Consider what would be necessary if you wanted to measure “health”. What sort of units would you use? Healthons? Are diagnosed medical conditions worth a certain number of negative healthons? E.g. everyone starts with 100 healthons, and if they have diabetes, they lose 10 healthons. If they have any missing organs, they lose 5 healthons for each organ with a “bonus” of minus 20 healthons if they have lost both of a twinned organ (e.g. both kidneys). A BMI beyond a certain point is worth negative 1 healthon for each pound that the person is over. Or are we going to boil it down to a black/white “Is person healthy?” question? You lose a lot of subtlety with that - a lot of people have a minor or trivial medical condition that doesn’t affect their life much - I knew a guy who found out he had a rare blood condition when he tried to join the Army. It didn’t affect his day to day functioning - it was just this item on the background check that was marked “true”. Does that mean this guy is automatically “unhealthy”?
Measuring education is problematic because in order to measure it in a reasonable way, you generally have to go by formal credentials. You’re going to under-rate the really smart, self-educated folks who dropped out of college to start their own companies and over-rate the average, maybe a little below average people who bullshat their way through high school and got through college by being a great athlete and/or sleeping with instructors. One seemingly obvious way to get around that would be to administer exams to everyone, but where are you going to get this exam from?
There is plenty of other equality to worry about - voting rights, rights to not be excluded from certain neighborhoods and certain stores, equality of education (not that we have it, but we’re closer than 50 years ago.) In MLKs day income inequality was partially caused by job discrimination. And incomes were far more equal in the '50s than today, with CEOs making lots of money but not obscene amounts of money.
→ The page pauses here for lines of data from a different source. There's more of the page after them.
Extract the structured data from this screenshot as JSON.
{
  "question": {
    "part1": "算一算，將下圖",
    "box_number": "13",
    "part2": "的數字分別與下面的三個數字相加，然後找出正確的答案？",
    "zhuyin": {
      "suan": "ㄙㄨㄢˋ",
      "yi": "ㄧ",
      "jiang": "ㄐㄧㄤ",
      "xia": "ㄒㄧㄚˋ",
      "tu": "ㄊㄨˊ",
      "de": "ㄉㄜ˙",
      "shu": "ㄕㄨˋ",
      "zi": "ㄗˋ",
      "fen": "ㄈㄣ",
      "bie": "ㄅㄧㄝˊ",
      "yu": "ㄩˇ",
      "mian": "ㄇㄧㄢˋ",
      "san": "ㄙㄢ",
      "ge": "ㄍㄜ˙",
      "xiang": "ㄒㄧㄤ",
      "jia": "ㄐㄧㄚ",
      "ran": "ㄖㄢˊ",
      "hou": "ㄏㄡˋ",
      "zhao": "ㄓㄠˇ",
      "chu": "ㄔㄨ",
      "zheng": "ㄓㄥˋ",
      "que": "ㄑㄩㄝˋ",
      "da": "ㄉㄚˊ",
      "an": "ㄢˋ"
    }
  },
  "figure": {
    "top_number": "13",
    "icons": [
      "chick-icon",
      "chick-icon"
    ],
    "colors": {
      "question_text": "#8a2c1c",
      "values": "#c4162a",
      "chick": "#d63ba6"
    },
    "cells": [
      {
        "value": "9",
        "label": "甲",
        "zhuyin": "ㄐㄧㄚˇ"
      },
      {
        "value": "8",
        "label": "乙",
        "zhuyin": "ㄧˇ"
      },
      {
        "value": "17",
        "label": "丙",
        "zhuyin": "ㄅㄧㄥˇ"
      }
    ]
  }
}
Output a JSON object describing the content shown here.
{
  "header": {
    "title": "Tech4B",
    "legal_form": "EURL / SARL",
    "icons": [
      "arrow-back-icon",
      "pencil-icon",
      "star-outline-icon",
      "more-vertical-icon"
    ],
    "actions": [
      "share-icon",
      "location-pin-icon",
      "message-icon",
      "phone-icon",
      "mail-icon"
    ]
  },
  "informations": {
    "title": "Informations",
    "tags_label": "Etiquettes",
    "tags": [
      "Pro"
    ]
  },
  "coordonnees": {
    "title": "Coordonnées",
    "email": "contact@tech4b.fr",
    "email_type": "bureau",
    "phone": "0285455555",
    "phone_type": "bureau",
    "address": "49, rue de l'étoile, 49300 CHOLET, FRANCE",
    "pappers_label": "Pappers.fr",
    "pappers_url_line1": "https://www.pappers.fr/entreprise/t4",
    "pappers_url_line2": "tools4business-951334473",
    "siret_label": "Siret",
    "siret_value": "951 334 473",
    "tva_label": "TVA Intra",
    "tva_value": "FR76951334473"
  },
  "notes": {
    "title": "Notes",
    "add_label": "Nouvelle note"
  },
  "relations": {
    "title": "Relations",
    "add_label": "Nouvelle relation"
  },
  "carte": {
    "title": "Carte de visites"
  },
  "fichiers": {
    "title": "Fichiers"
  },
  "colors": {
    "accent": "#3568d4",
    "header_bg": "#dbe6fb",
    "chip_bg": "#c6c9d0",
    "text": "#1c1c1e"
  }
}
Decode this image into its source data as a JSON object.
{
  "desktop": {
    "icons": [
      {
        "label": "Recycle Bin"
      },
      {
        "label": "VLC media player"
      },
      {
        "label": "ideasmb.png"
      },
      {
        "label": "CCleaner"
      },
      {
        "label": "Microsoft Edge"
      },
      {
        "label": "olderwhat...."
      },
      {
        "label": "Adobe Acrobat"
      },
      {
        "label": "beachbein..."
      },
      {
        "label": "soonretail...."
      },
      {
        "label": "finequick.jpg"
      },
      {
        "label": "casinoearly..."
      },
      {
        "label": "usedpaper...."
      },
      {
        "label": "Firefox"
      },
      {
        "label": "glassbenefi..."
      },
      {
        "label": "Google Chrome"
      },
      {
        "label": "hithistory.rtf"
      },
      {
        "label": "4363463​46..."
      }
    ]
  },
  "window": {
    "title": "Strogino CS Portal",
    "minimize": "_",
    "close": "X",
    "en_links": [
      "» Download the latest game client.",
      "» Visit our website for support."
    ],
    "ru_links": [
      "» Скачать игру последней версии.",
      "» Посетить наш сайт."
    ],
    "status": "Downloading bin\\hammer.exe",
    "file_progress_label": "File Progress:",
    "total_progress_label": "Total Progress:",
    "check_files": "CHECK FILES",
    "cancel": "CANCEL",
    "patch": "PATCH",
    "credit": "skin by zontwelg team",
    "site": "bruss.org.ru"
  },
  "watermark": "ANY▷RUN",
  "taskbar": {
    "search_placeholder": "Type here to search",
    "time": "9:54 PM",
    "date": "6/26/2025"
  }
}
Measuring health in terms of life expectancy is not that hard. As for education, yeah there are some people who do well dropping out (though having rich parents helps) but on average education pays, and the impact can be measured.
I’m not that interested in the ERA, and Martin Luther King was operating within an unique and historically unusual situation (US racial segregation) that shouldn’t really shape the way we think about what ‘equality’ means more generally.
In most cultural situations, whether it’s the 1970s Soviet Union, modern-day Niger, or 16th century England, the most reliable indicator of social equality is going to be income equality.
If you look at your own life and think, “What contributes to my day to day well being”, how much money you make is probably going to be much more significant than whether or not you have the right to vote.
In developing countries, measuring health is a pretty mature field and done quite well-- doctors per unit of population, infectious disease rates, maternal mortality rates, infant and child mortality rates, etc. These are straightforward enough to obtain from public records and statistically valid household surveys.
Education can be tougher, but a mix of different attendance rates is typically where people start.
That depends entirely on what the people who do get to vote are like. There’s a reason black people were willing to boycott the bus lines in Montgomery, Alabama - and cost themselves a substantial amount of money in the process.